Mine are not RPM's though. Just examples of "not an RPM". I have been taking pics for a while with a cheap USB microscope. I usually tip the top edge of the tube up and set the bottom on the table right next to the coin. I position the camera over the area of interest, and rough focus. Then I move it back and forth until the light is where I want it. Then I focus the lens. In some cases it matters a lot which direction the light is coming from. I might have to take the pic upside down to change the direction of shadows so the feature I'm trying to display is more prominent. Then flip it in Windows Photo Viewer.. I can't turn the lights off on my camera, but I cut the center of a bottle cap out for a translucent filter. It works best in a dark room.

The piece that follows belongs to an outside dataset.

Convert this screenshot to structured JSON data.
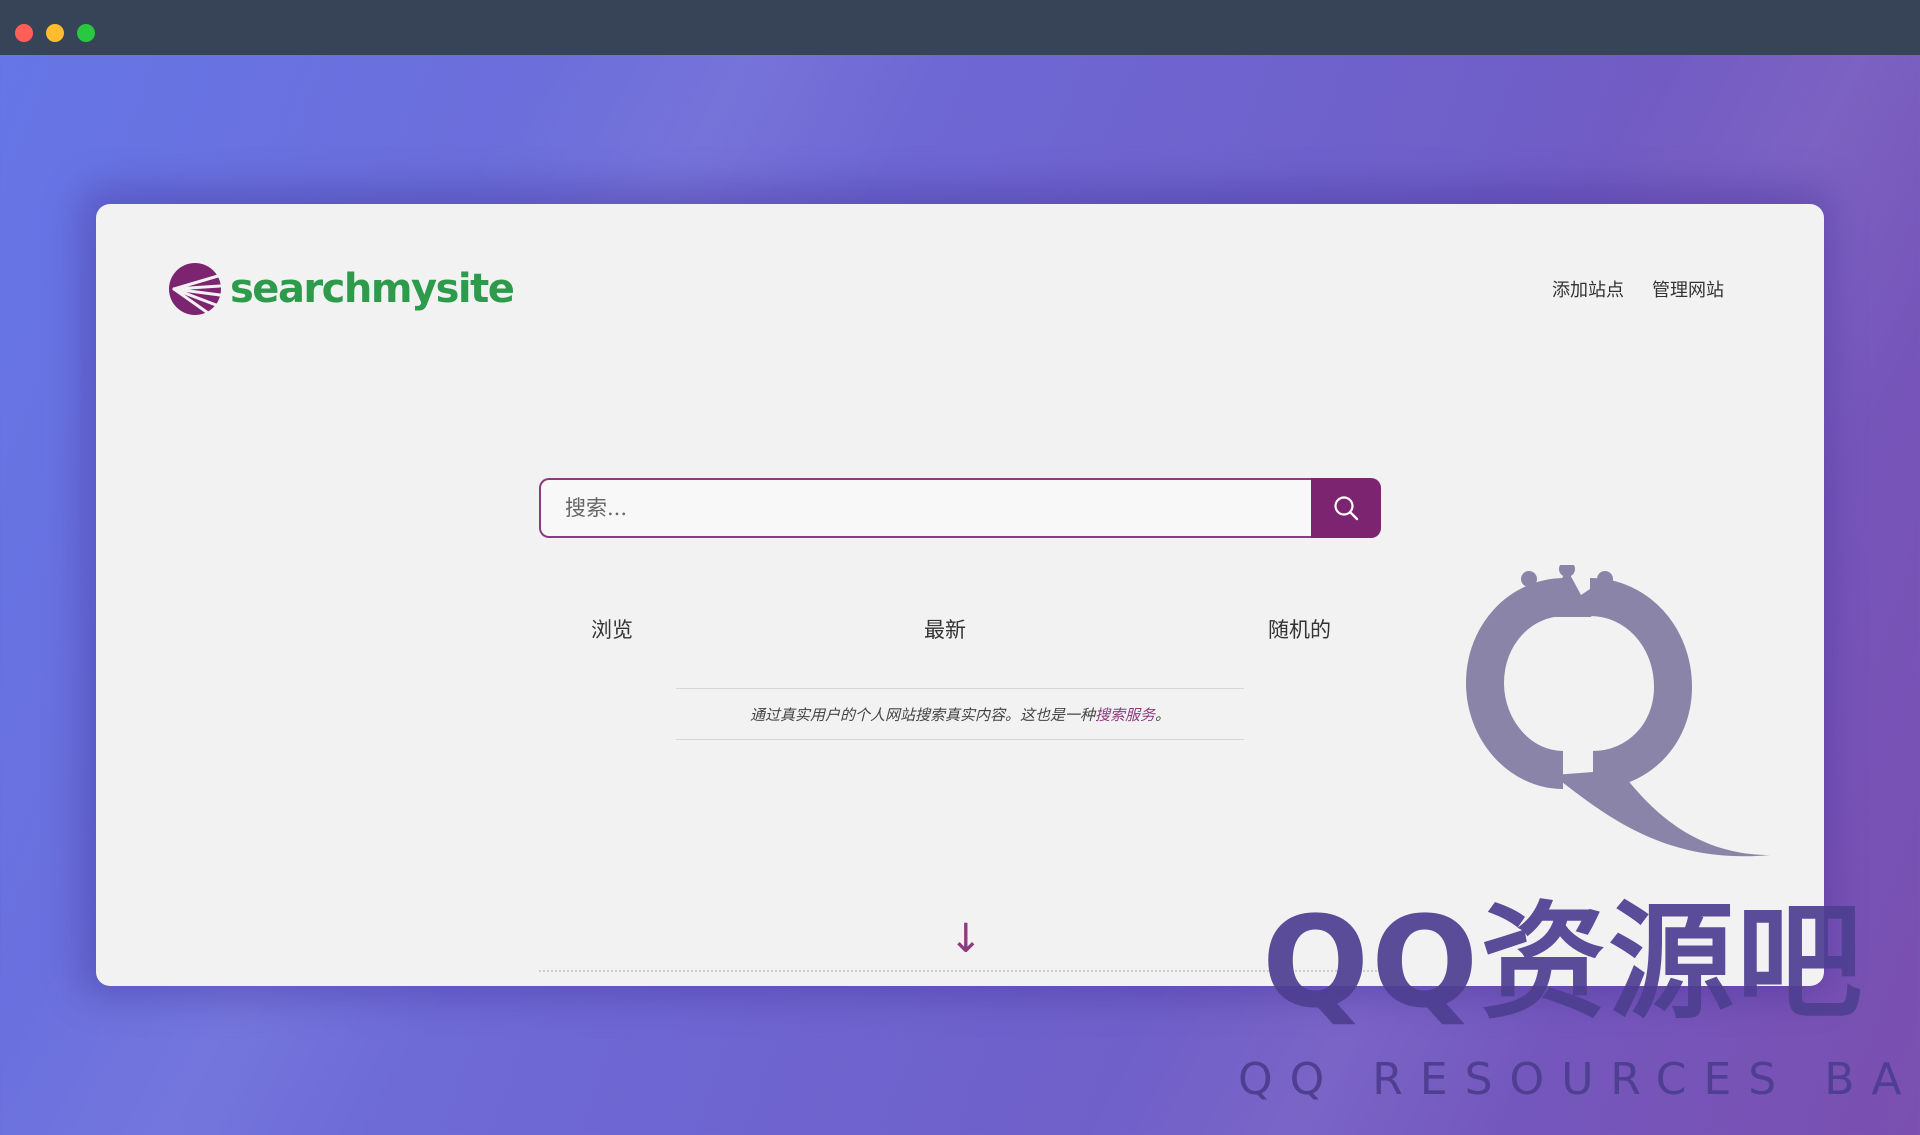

88 D's are not rare. The reason you aren't finding many is geographics. If you live closer to Philadelphia, the banks will get supplied with plain Lincolns. If you live closer to Denver the banks get supplied with D's. The newer the coin, the more difficult it will be to find coins with the opposite mint mark. It takes decades for large quantities of coins to spread throughout the country via people traveling. That's why in New England it's easier to find a D from the 1950s than from the 1990s. Best solution to problem is to find a trading partner on opposite coast.
A repunched mint mark is a repunched mint mark regardless of the die stage. You do not have a repunched mint mark. My photo's and your coin are examples of the plating crack on the east side of the mint mark. As the coin ages the exposed zinc oxidizes causing the dark line that you believe is an rpm.
Yep, two different coins, I wasn"t referring to any dark lines. As a die breaks down devices get distorted especially on zincolns plating bubbles etc. it was the question I asked, you seem to be the know it all.